Conforme explicou Sérgio Fernando Nardini, autor e palestrante que vive com AME desde a infância, mas somente recebeu um diagnóstico correto após os 40 anos, o reconhecimento da doença é um verdadeiro divisor de águas. “O diagnóstico é fundamental para traçar um plano de tratamento, sempre com o objetivo de melhorar a qualidade de vida do paciente”, afirma Nardini, que também é criador do projeto “Pai de Rodinhas”.
O neurologista Paulo Sgobbi, diretor médico de um centro de pesquisa clínica, acrescenta que o tempo é um fator crítico no manejo da doença. “Cada dia, cada segundo conta. Os neurônios continuam a morrer, e, embora existam tratamentos disponíveis, não é possível recuperar aqueles que já se foram”, explica Sgobbi, enfatizando a necessidade de intervenções rápidas.
Os sinais da AME podem surgir já nos primeiros meses de vida, manifestando-se em dificuldades para sustentar a cabeça, mamar ou respirar. Em crianças mais velhas e adultos, a fraqueza muscular pode desenvolver-se gradualmente, afetando atividades cotidianas como correr e subir escadas. A detecção precoce é crucial, e especialistas recomendam a inclusão da AME no teste do pezinho do Sistema Único de Saúde (SUS) para ampliar a triagem neonatal.
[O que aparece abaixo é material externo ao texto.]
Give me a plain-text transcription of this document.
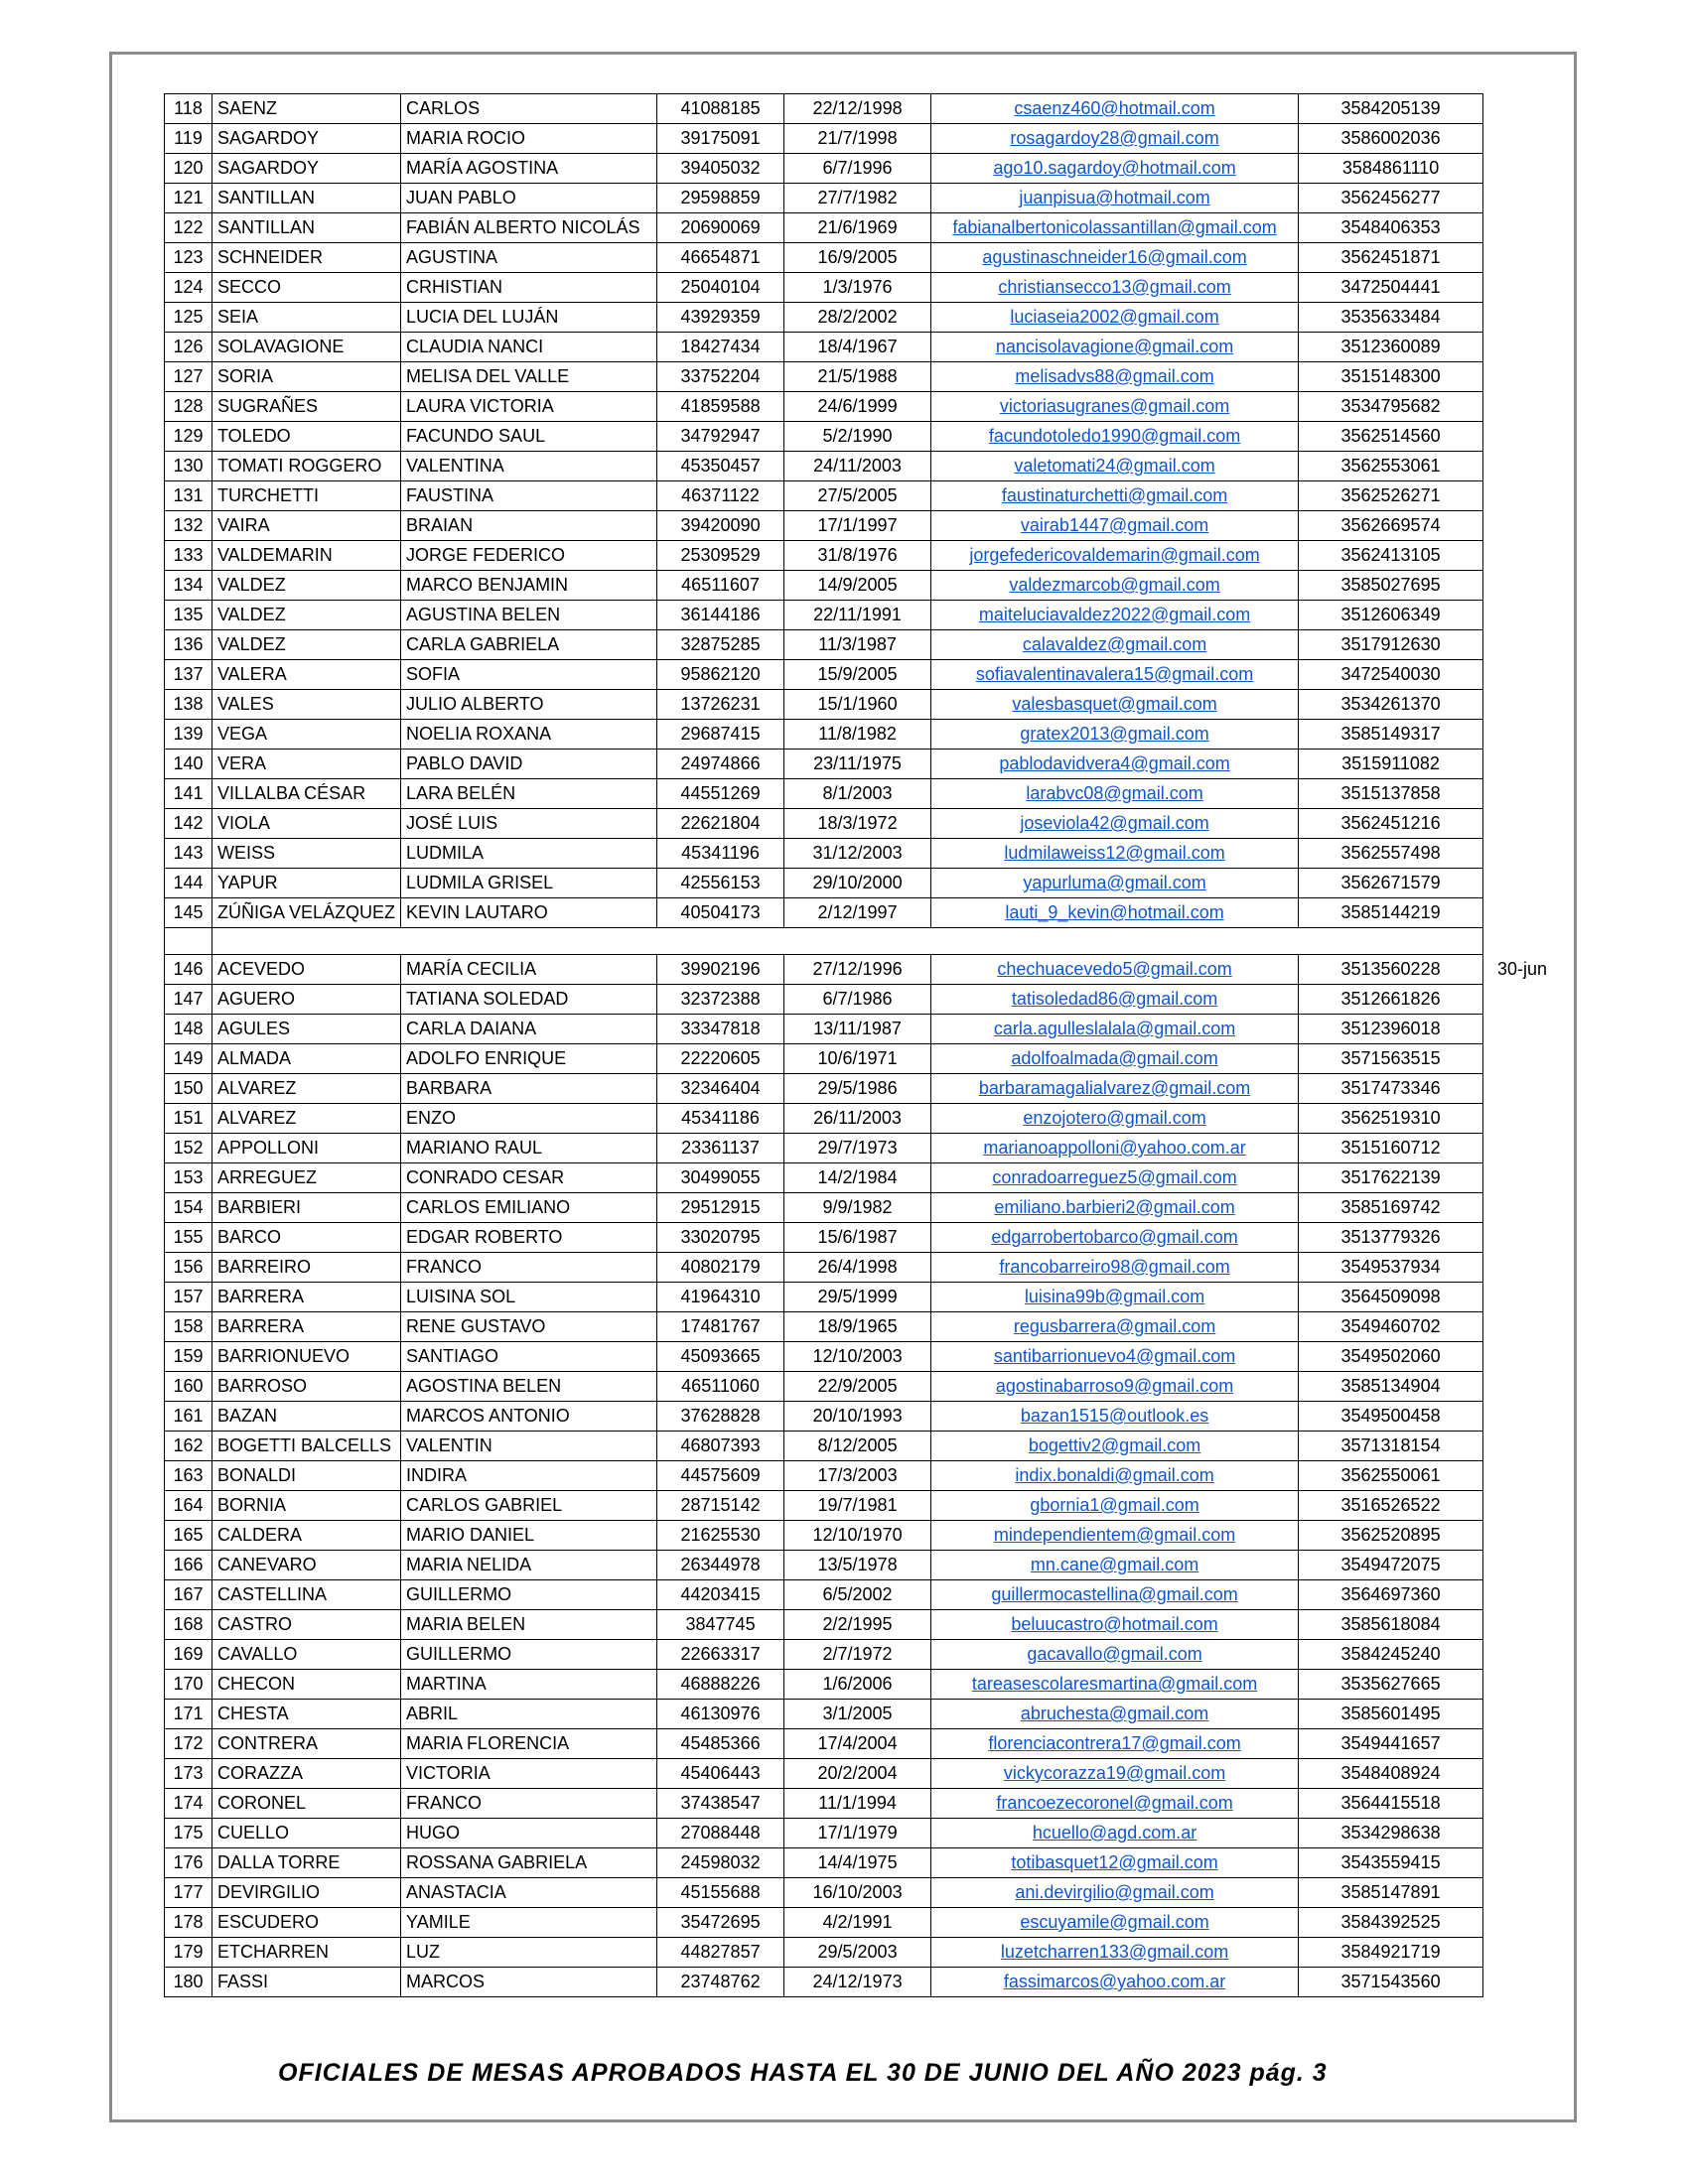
118	SAENZ	CARLOS	41088185	22/12/1998	csaenz460@hotmail.com	3584205139
119	SAGARDOY	MARIA ROCIO	39175091	21/7/1998	rosagardoy28@gmail.com	3586002036
120	SAGARDOY	MARÍA AGOSTINA	39405032	6/7/1996	ago10.sagardoy@hotmail.com	3584861110
121	SANTILLAN	JUAN PABLO	29598859	27/7/1982	juanpisua@hotmail.com	3562456277
122	SANTILLAN	FABIÁN ALBERTO NICOLÁS	20690069	21/6/1969	fabianalbertonicolassantillan@gmail.com	3548406353
123	SCHNEIDER	AGUSTINA	46654871	16/9/2005	agustinaschneider16@gmail.com	3562451871
124	SECCO	CRHISTIAN	25040104	1/3/1976	christiansecco13@gmail.com	3472504441
125	SEIA	LUCIA DEL LUJÁN	43929359	28/2/2002	luciaseia2002@gmail.com	3535633484
126	SOLAVAGIONE	CLAUDIA NANCI	18427434	18/4/1967	nancisolavagione@gmail.com	3512360089
127	SORIA	MELISA DEL VALLE	33752204	21/5/1988	melisadvs88@gmail.com	3515148300
128	SUGRAÑES	LAURA VICTORIA	41859588	24/6/1999	victoriasugranes@gmail.com	3534795682
129	TOLEDO	FACUNDO SAUL	34792947	5/2/1990	facundotoledo1990@gmail.com	3562514560
130	TOMATI ROGGERO	VALENTINA	45350457	24/11/2003	valetomati24@gmail.com	3562553061
131	TURCHETTI	FAUSTINA	46371122	27/5/2005	faustinaturchetti@gmail.com	3562526271
132	VAIRA	BRAIAN	39420090	17/1/1997	vairab1447@gmail.com	3562669574
133	VALDEMARIN	JORGE FEDERICO	25309529	31/8/1976	jorgefedericovaldemarin@gmail.com	3562413105
134	VALDEZ	MARCO BENJAMIN	46511607	14/9/2005	valdezmarcob@gmail.com	3585027695
135	VALDEZ	AGUSTINA BELEN	36144186	22/11/1991	maiteluciavaldez2022@gmail.com	3512606349
136	VALDEZ	CARLA GABRIELA	32875285	11/3/1987	calavaldez@gmail.com	3517912630
137	VALERA	SOFIA	95862120	15/9/2005	sofiavalentinavalera15@gmail.com	3472540030
138	VALES	JULIO ALBERTO	13726231	15/1/1960	valesbasquet@gmail.com	3534261370
139	VEGA	NOELIA ROXANA	29687415	11/8/1982	gratex2013@gmail.com	3585149317
140	VERA	PABLO DAVID	24974866	23/11/1975	pablodavidvera4@gmail.com	3515911082
141	VILLALBA CÉSAR	LARA BELÉN	44551269	8/1/2003	larabvc08@gmail.com	3515137858
142	VIOLA	JOSÉ LUIS	22621804	18/3/1972	joseviola42@gmail.com	3562451216
143	WEISS	LUDMILA	45341196	31/12/2003	ludmilaweiss12@gmail.com	3562557498
144	YAPUR	LUDMILA GRISEL	42556153	29/10/2000	yapurluma@gmail.com	3562671579
145	ZÚÑIGA VELÁZQUEZ	KEVIN LAUTARO	40504173	2/12/1997	lauti_9_kevin@hotmail.com	3585144219

146	ACEVEDO	MARÍA CECILIA	39902196	27/12/1996	chechuacevedo5@gmail.com	3513560228
147	AGUERO	TATIANA SOLEDAD	32372388	6/7/1986	tatisoledad86@gmail.com	3512661826
148	AGULES	CARLA DAIANA	33347818	13/11/1987	carla.agulleslalala@gmail.com	3512396018
149	ALMADA	ADOLFO ENRIQUE	22220605	10/6/1971	adolfoalmada@gmail.com	3571563515
150	ALVAREZ	BARBARA	32346404	29/5/1986	barbaramagalialvarez@gmail.com	3517473346
151	ALVAREZ	ENZO	45341186	26/11/2003	enzojotero@gmail.com	3562519310
152	APPOLLONI	MARIANO RAUL	23361137	29/7/1973	marianoappolloni@yahoo.com.ar	3515160712
153	ARREGUEZ	CONRADO CESAR	30499055	14/2/1984	conradoarreguez5@gmail.com	3517622139
154	BARBIERI	CARLOS EMILIANO	29512915	9/9/1982	emiliano.barbieri2@gmail.com	3585169742
155	BARCO	EDGAR ROBERTO	33020795	15/6/1987	edgarrobertobarco@gmail.com	3513779326
156	BARREIRO	FRANCO	40802179	26/4/1998	francobarreiro98@gmail.com	3549537934
157	BARRERA	LUISINA SOL	41964310	29/5/1999	luisina99b@gmail.com	3564509098
158	BARRERA	RENE GUSTAVO	17481767	18/9/1965	regusbarrera@gmail.com	3549460702
159	BARRIONUEVO	SANTIAGO	45093665	12/10/2003	santibarrionuevo4@gmail.com	3549502060
160	BARROSO	AGOSTINA BELEN	46511060	22/9/2005	agostinabarroso9@gmail.com	3585134904
161	BAZAN	MARCOS ANTONIO	37628828	20/10/1993	bazan1515@outlook.es	3549500458
162	BOGETTI BALCELLS	VALENTIN	46807393	8/12/2005	bogettiv2@gmail.com	3571318154
163	BONALDI	INDIRA	44575609	17/3/2003	indix.bonaldi@gmail.com	3562550061
164	BORNIA	CARLOS GABRIEL	28715142	19/7/1981	gbornia1@gmail.com	3516526522
165	CALDERA	MARIO DANIEL	21625530	12/10/1970	mindependientem@gmail.com	3562520895
166	CANEVARO	MARIA NELIDA	26344978	13/5/1978	mn.cane@gmail.com	3549472075
167	CASTELLINA	GUILLERMO	44203415	6/5/2002	guillermocastellina@gmail.com	3564697360
168	CASTRO	MARIA BELEN	3847745	2/2/1995	beluucastro@hotmail.com	3585618084
169	CAVALLO	GUILLERMO	22663317	2/7/1972	gacavallo@gmail.com	3584245240
170	CHECON	MARTINA	46888226	1/6/2006	tareasescolaresmartina@gmail.com	3535627665
171	CHESTA	ABRIL	46130976	3/1/2005	abruchesta@gmail.com	3585601495
172	CONTRERA	MARIA FLORENCIA	45485366	17/4/2004	florenciacontrera17@gmail.com	3549441657
173	CORAZZA	VICTORIA	45406443	20/2/2004	vickycorazza19@gmail.com	3548408924
174	CORONEL	FRANCO	37438547	11/1/1994	francoezecoronel@gmail.com	3564415518
175	CUELLO	HUGO	27088448	17/1/1979	hcuello@agd.com.ar	3534298638
176	DALLA TORRE	ROSSANA GABRIELA	24598032	14/4/1975	totibasquet12@gmail.com	3543559415
177	DEVIRGILIO	ANASTACIA	45155688	16/10/2003	ani.devirgilio@gmail.com	3585147891
178	ESCUDERO	YAMILE	35472695	4/2/1991	escuyamile@gmail.com	3584392525
179	ETCHARREN	LUZ	44827857	29/5/2003	luzetcharren133@gmail.com	3584921719
180	FASSI	MARCOS	23748762	24/12/1973	fassimarcos@yahoo.com.ar	3571543560
30-jun
OFICIALES DE MESAS APROBADOS HASTA EL 30 DE JUNIO DEL AÑO 2023 pág. 3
Nos últimos anos, a vida das pessoas diagnosticadas com AME mudou significativamente. Nardini observa que o aumento do acesso à informação, a criação de redes de apoio e o surgimento de novas terapias têm proporcionado uma nova perspectiva para os pacientes. “Vivemos um novo tempo; há mais visibilidade e reconhecimento do que enfrentamos”, afirma ele. No entanto, a luta contra o preconceito e a escassez de informações ainda persistem, sendo essencial proporcionar uma mudança na mentalidade ao lidar com o diagnóstico.
Ele sugere que, em vez de questionar por que a condição afeta um filho, as famílias deveriam se concentrar em como melhorar a qualidade de vida e proporcionar felicidade, ouvindo o que os próprios indivíduos com AME têm a dizer sobre suas necessidades e desejos.
Embora a AME atinja uma em cada 8 mil pessoas, o cenário atual é promissor, com avanços no diagnóstico e tratamento. O grande desafio permanece em garantir que todos os pacientes tenham acesso a essas novas opções, transformando a realidade daqueles que vivem com essa condição.